Gallinger, who received a University of Alberta’s 2009 Annual Support Staff Recognition Award in an award ceremony Nov. 24, has charted her dream job as a map assistant/public service associate with the William C. Wonders Map Collection in the Cameron Library.
After graduating from the U of A with a master’s degree in geography in 1991, where she researched the impact human disturbances such as pipelines and seismic lines have on permafrost, Gallinger began her career working as a sessional instructor teaching geography wherever she could get a gig, whether at a college in Edmonton or back home in British Columbia.
“I decided I wanted to work at the university because of my interest in academics,” said Gallinger. “I like what goes on at this university— I like the school’s collegial nature.”
Having poured over many a map when the collection was part of the geography department, Gallinger says when the map job came up in 2000 it was serendipity at work. When the powers-that-be split her time between cataloging and working the reference desk, it was true love.

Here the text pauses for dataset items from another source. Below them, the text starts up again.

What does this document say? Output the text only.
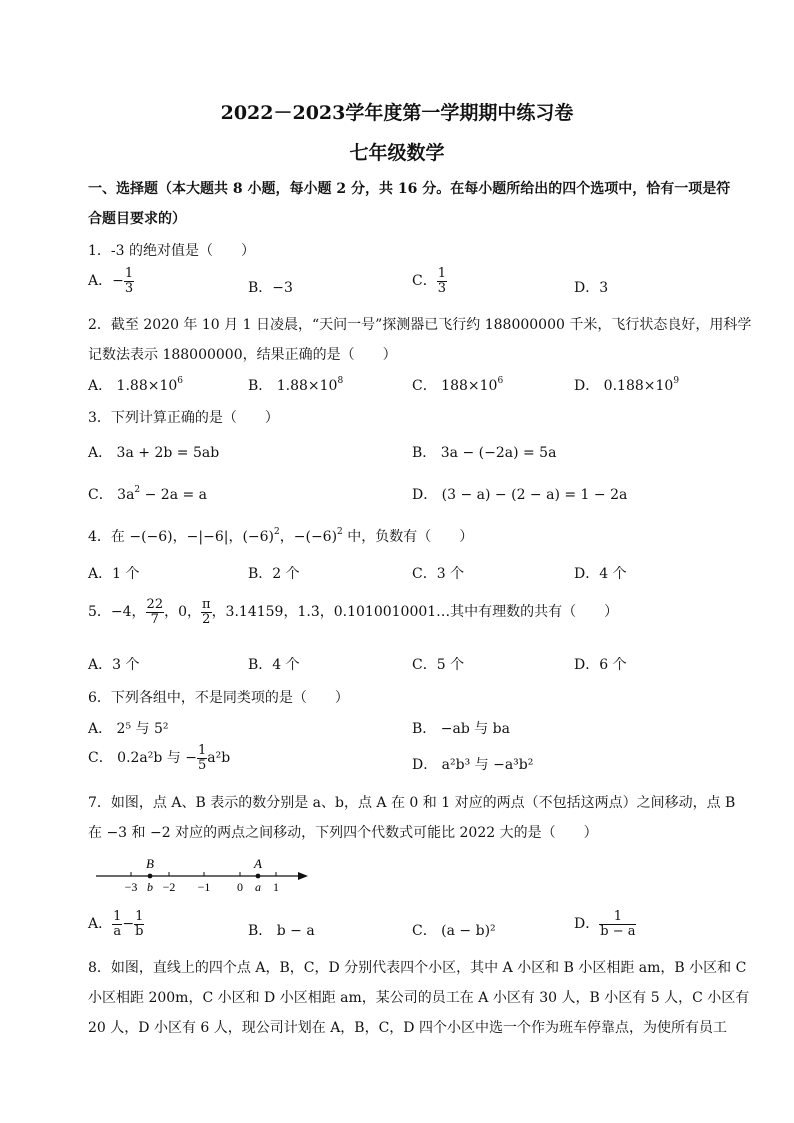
2022－2023学年度第一学期期中练习卷
七年级数学
一、选择题（本大题共 8 小题，每小题 2 分，共 16 分。在每小题所给出的四个选项中，恰有一项是符
合题目要求的）
1．-3 的绝对值是（　　）
A．− $\frac{1}{3}$	B．−3	C． $\frac{1}{3}$	D．3
2．截至 2020 年 10 月 1 日凌晨，“天问一号”探测器已飞行约 188000000 千米，飞行状态良好，用科学
记数法表示 188000000，结果正确的是（　　）
A． $1.88\times 10^6$	B． $1.88\times 10^8$	C． $188\times 10^6$	D． $0.188\times 10^9$
3．下列计算正确的是（　　）
A． 3a + 2b = 5ab	B． 3a − (−2a) = 5a
C． $3a^2 - 2a = a$	D． (3 − a) − (2 − a) = 1 − 2a
4．在 −(−6)，−|−6|，$(-6)^2$，$-(-6)^2$ 中，负数有（　　）
A．1 个	B．2 个	C．3 个	D．4 个
5．−4， $\frac{22}{7}$ ，0， $\frac{\pi}{2}$ ，3.14159，1.3̇，0.1010010001…其中有理数的共有（　　）
A．3 个	B．4 个	C．5 个	D．6 个
6．下列各组中，不是同类项的是（　　）
A． 2⁵ 与 5²	B． −ab 与 ba
C． 0.2a²b 与 − $\frac{1}{5} a^2b$	D． a²b³ 与 −a³b²
7．如图，点 A、B 表示的数分别是 a、b，点 A 在 0 和 1 对应的两点（不包括这两点）之间移动，点 B
在 −3 和 −2 对应的两点之间移动，下列四个代数式可能比 2022 大的是（　　）
B	A
−3 b −2 −1 0 a 1
A． $\frac{1}{a} - \frac{1}{b}$	B． b − a	C． (a − b)²	D． $\frac{1}{b - a}$
8．如图，直线上的四个点 A，B，C，D 分别代表四个小区，其中 A 小区和 B 小区相距 am，B 小区和 C
小区相距 200m，C 小区和 D 小区相距 am，某公司的员工在 A 小区有 30 人，B 小区有 5 人，C 小区有
20 人，D 小区有 6 人，现公司计划在 A，B，C，D 四个小区中选一个作为班车停靠点，为使所有员工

“I didn’t know I would have so much time with the reference desk, and that was just a bonus to me,” said Gallinger. “I love the interaction with the students and the researchers, and I am extremely curious about everything. When people come up, I like helping them find the information they need.

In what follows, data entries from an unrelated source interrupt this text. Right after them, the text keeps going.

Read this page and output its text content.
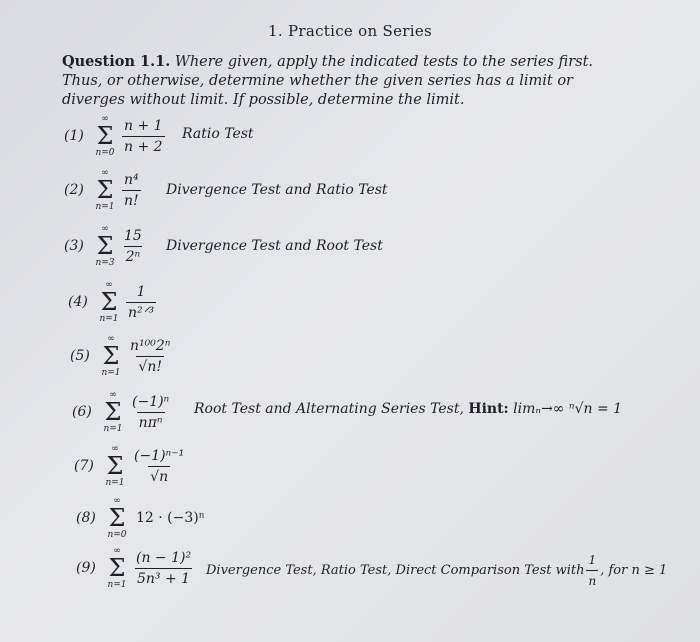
1. Practice on Series
Question 1.1. Where given, apply the indicated tests to the series first. Thus, or otherwise, determine whether the given series has a limit or diverges without limit. If possible, determine the limit.
(1)
∞
Σ
$n=0 \frac{n + 1}{n + 2}$ Ratio Test
(2)
∞
Σ
$n=1 \frac{\text{n⁴}}{n!}$ Divergence Test and Ratio Test
(3)
∞
Σ
$n=3 \frac{15}{\text{2ⁿ}}$ Divergence Test and Root Test
(4)
∞
Σ
$n=1 \frac{1}{\text{n²ᐟ³}}$
(5)
∞
Σ
$n=1 \frac{\text{n¹⁰⁰2ⁿ}}{√n!}$
(6)
∞
Σ
$n=1 \frac{\text{(−1)ⁿ}}{\text{nπⁿ}}$ Root Test and Alternating Series Test, Hint: limₙ→∞ ⁿ√n = 1
(7)
∞
Σ
$n=1 \frac{\text{(−1)ⁿ⁻¹}}{√n}$
(8)
∞
Σ
n=0
12 · (−3)ⁿ
(9)
∞
Σ
$n=1 \frac{\text{(n − 1)²}}{\text{5n³ + 1}}$ Divergence Test, Ratio Test, Direct Comparison Test with $\frac{1}{n}$ , for n ≥ 1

“It’s kind of like teaching, but one on one.”
Currently, Gallinger, a self-proclaimed Scotophile (she is fanatical about Scotland) and map collector in her own right, is processing tens of thousands of maps donated by Ron Whistance-Smith, the map collection’s former curator. Whistance-Smith was instrumental in the building the university’s collection, which already claims the largest academic map collection in Canada—more than 500,000 maps and another 800,000 air photos.
Having a map for any occasion—from topographic and geographic maps of Alberta to a human history map of Budapest, Hungry, pulled out of the Nuremberg Chronicle that dates back to 1493—means Gallinger has had a request for every possible map use and then some.

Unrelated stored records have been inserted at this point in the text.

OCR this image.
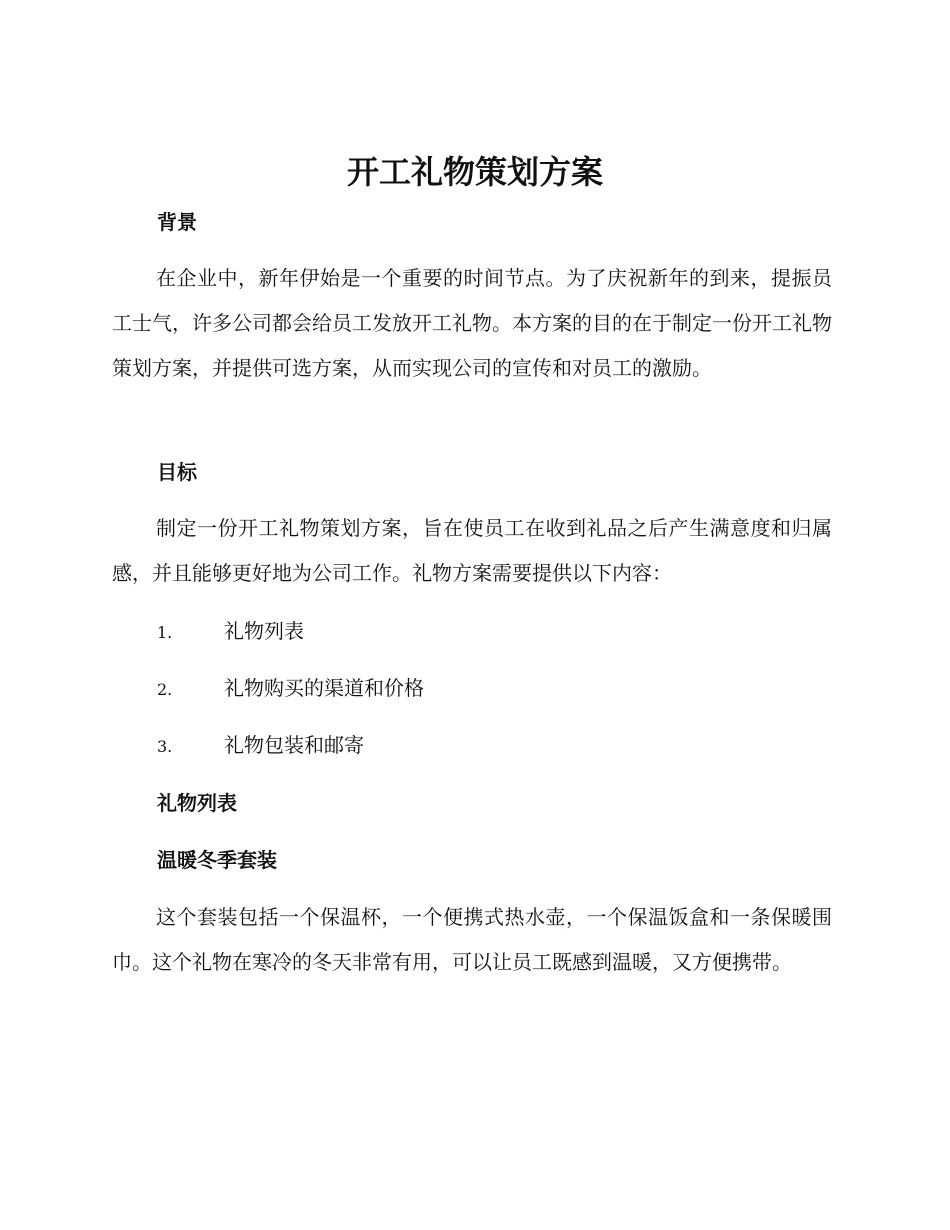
开工礼物策划方案
背景

在企业中，新年伊始是一个重要的时间节点。为了庆祝新年的到来，提振员工士气，许多公司都会给员工发放开工礼物。本方案的目的在于制定一份开工礼物策划方案，并提供可选方案，从而实现公司的宣传和对员工的激励。

目标

制定一份开工礼物策划方案，旨在使员工在收到礼品之后产生满意度和归属感，并且能够更好地为公司工作。礼物方案需要提供以下内容：

1.	礼物列表
2.	礼物购买的渠道和价格
3.	礼物包装和邮寄
礼物列表
温暖冬季套装

这个套装包括一个保温杯，一个便携式热水壶，一个保温饭盒和一条保暖围巾。这个礼物在寒冷的冬天非常有用，可以让员工既感到温暖，又方便携带。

“I was helping someone for at least an hour trying to find a specific map that they had described, but they wouldn’t tell me what it was for,” remembered Gallinger. “Eventually it turned out she was looking for potential landing sites for the mother ship. She was totally serious about it. I tried to maintain my composure because we get people who are looking for absolutely everything.”
Whether it’s her unending patience or insatiable curiosity, Gallinger says she doesn’t know why she won the award, only that no matter whom she is dealing with and what their query is, they get her full effort.
“I remember being on the other side,” she said. “Anything I can do to assist them and make it easier I will do, which sometimes means taking the time to teach people to do it themselves.”